Graf Maximilian von Spee’s squadron consisted of two light cruisers, Leipzig and Dresden and two modern armoured cruisers, the Scharnhorst and the Gneisenau which were better armed, better armoured and better equipped than anything the British fleet had. The German crews already had an advantage over the opposing force looking for them. They were expert in naval gunnery and trained regularly whereas the British were predominantly reservist crews who hadn’t had much time to practice or even get to know their ship.

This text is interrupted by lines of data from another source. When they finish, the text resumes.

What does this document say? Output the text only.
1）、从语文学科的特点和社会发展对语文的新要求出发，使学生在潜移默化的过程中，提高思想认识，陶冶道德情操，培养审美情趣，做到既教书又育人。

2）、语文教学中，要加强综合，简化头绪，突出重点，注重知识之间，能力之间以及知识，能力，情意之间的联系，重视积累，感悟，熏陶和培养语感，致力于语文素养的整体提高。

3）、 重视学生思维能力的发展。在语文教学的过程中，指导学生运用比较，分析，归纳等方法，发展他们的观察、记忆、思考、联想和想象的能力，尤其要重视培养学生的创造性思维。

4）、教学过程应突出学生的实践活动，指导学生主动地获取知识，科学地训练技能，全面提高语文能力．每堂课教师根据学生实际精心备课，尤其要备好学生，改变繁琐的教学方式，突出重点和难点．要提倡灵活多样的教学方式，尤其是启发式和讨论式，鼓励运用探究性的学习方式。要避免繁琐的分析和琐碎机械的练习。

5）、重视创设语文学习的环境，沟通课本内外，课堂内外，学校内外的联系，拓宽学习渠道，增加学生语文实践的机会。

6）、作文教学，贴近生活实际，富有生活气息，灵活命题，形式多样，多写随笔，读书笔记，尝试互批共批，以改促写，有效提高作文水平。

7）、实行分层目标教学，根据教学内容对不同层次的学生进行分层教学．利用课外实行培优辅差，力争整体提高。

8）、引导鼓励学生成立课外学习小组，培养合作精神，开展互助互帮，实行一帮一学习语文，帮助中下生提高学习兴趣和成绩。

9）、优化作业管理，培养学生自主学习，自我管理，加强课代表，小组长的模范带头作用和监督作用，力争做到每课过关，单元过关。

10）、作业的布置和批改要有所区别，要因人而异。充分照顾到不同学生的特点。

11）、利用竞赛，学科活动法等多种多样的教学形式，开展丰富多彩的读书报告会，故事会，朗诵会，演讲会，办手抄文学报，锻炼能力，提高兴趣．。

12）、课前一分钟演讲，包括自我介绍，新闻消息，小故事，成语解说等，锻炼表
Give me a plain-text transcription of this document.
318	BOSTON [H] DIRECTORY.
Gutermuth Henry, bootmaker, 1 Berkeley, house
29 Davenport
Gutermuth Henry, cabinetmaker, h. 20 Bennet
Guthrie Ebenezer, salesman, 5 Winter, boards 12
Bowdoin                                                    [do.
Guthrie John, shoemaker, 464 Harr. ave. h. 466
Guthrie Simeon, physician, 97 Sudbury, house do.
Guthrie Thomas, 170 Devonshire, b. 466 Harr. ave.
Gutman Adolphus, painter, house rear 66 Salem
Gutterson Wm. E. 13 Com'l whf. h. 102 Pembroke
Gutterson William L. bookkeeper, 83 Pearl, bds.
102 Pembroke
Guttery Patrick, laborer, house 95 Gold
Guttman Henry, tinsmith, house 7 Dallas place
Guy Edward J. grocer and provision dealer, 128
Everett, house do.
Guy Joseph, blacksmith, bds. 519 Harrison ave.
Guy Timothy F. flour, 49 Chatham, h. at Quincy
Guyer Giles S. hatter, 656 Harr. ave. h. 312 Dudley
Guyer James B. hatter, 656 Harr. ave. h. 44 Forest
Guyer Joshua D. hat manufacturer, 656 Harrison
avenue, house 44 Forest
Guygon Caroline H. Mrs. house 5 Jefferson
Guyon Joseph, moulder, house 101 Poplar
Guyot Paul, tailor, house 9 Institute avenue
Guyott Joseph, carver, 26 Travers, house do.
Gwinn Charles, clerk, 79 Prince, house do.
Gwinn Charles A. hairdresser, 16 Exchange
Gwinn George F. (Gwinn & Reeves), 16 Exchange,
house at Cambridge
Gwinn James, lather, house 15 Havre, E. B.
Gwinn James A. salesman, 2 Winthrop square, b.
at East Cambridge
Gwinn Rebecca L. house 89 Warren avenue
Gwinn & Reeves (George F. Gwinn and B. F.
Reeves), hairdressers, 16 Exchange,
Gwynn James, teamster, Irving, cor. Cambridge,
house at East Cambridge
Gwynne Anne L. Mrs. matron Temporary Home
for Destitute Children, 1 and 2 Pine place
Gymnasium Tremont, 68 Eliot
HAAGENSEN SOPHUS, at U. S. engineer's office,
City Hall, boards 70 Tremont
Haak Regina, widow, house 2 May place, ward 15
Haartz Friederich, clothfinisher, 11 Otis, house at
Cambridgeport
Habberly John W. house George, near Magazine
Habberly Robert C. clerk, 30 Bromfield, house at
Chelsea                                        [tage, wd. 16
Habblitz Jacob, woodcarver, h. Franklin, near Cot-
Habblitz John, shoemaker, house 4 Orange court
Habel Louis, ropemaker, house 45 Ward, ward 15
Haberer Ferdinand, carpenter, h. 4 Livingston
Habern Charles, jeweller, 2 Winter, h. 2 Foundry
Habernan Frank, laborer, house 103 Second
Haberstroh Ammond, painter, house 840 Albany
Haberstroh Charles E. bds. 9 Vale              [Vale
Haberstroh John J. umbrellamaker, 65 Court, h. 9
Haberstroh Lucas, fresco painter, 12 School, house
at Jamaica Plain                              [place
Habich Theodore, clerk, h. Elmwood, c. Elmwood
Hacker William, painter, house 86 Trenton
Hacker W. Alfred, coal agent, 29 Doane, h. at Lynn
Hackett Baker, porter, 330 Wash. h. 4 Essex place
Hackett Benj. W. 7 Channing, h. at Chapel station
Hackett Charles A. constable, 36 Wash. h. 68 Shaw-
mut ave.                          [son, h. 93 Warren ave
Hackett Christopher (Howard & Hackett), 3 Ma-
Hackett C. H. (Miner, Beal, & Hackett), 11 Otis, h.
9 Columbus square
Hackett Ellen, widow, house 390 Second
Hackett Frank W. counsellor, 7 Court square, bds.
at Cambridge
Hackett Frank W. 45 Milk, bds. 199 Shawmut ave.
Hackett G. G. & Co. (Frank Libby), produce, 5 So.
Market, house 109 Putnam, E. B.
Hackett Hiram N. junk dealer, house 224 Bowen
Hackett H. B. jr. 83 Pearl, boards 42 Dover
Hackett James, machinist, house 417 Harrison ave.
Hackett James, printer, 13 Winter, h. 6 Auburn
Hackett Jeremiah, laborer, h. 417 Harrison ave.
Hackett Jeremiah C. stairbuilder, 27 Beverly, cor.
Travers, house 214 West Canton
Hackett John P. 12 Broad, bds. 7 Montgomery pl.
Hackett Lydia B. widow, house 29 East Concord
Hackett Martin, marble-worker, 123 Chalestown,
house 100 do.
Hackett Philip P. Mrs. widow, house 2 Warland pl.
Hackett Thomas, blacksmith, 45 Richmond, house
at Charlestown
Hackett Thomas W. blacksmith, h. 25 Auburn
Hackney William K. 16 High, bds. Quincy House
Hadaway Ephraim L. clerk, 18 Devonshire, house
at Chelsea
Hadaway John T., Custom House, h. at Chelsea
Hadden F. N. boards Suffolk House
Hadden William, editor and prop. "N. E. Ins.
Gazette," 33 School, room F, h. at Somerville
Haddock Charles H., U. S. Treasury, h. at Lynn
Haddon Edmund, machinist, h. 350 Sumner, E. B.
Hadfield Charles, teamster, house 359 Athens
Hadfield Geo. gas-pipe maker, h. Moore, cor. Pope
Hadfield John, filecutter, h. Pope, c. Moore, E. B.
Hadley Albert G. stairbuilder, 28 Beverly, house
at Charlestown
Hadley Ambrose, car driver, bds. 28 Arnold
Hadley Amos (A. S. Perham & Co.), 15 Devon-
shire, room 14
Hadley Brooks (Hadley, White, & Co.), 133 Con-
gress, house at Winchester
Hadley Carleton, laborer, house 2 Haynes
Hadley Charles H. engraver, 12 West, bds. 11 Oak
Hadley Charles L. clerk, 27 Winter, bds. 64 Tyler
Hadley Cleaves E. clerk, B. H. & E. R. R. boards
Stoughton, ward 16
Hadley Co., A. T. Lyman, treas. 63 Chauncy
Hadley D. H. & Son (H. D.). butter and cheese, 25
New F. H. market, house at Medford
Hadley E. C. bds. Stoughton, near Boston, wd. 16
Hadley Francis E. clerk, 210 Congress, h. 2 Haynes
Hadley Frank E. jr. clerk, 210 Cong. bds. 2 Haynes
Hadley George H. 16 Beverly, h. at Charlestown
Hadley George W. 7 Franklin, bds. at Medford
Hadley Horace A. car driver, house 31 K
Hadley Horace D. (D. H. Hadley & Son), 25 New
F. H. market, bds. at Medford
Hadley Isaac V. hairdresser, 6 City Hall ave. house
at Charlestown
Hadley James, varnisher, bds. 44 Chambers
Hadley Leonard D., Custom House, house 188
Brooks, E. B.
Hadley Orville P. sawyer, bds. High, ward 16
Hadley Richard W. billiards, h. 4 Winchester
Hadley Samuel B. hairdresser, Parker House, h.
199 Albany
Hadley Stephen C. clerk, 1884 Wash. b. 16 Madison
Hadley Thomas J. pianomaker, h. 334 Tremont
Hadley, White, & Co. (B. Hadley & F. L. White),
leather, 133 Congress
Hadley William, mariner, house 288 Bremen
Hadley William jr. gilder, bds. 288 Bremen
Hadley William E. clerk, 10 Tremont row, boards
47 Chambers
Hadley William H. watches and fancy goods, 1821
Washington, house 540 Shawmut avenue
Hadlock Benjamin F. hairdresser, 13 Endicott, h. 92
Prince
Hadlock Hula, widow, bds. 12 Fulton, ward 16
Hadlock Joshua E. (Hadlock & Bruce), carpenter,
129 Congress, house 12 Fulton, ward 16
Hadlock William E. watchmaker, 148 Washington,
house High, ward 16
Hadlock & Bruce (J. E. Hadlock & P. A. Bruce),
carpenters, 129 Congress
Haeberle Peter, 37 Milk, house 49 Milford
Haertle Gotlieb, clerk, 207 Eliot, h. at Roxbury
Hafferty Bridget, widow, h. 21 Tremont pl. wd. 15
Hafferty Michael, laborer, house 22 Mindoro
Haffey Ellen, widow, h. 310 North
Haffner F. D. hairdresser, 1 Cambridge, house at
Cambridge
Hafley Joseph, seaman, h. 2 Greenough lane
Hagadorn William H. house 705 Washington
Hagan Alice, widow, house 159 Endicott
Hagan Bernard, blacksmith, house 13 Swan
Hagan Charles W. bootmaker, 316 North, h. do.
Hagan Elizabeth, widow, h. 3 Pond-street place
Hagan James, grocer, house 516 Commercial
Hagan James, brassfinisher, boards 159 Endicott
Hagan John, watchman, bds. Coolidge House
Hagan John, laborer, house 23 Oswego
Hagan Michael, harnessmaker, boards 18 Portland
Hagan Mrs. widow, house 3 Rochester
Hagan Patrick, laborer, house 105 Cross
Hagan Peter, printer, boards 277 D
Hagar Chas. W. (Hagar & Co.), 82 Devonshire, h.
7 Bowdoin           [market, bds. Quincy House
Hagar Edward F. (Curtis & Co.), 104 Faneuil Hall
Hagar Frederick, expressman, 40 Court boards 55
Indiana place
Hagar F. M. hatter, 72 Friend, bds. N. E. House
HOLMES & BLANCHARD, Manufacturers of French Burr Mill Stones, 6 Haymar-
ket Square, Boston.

At 1620 on 1 November, the two fleets caught their first glimpses of each other off the coast of central Chile near the city of Coronel. Rear Admiral Cradock frantically radioed Canopus to catch up but it was a hopeless task as she was approximately 250 miles behind and was to take no part in the looming battle. Each squadron commander attempted to size up the situation and manoeuvre for the best position to engage the enemy. The British tried to open the engagement early with the sun behind them in the hope of a swift victory. The Germans would have had to look into the sun so Spee avoided battle by manoeuvring his faster vessels out of Cradock’s range. However, as the day wore on; the sun began to set and presented the British fleet in sharp silhouette against the horizon. The German ships were by now, almost invisible in the gathering gloom and finally from a tactical advantage, commenced firing at about 1900.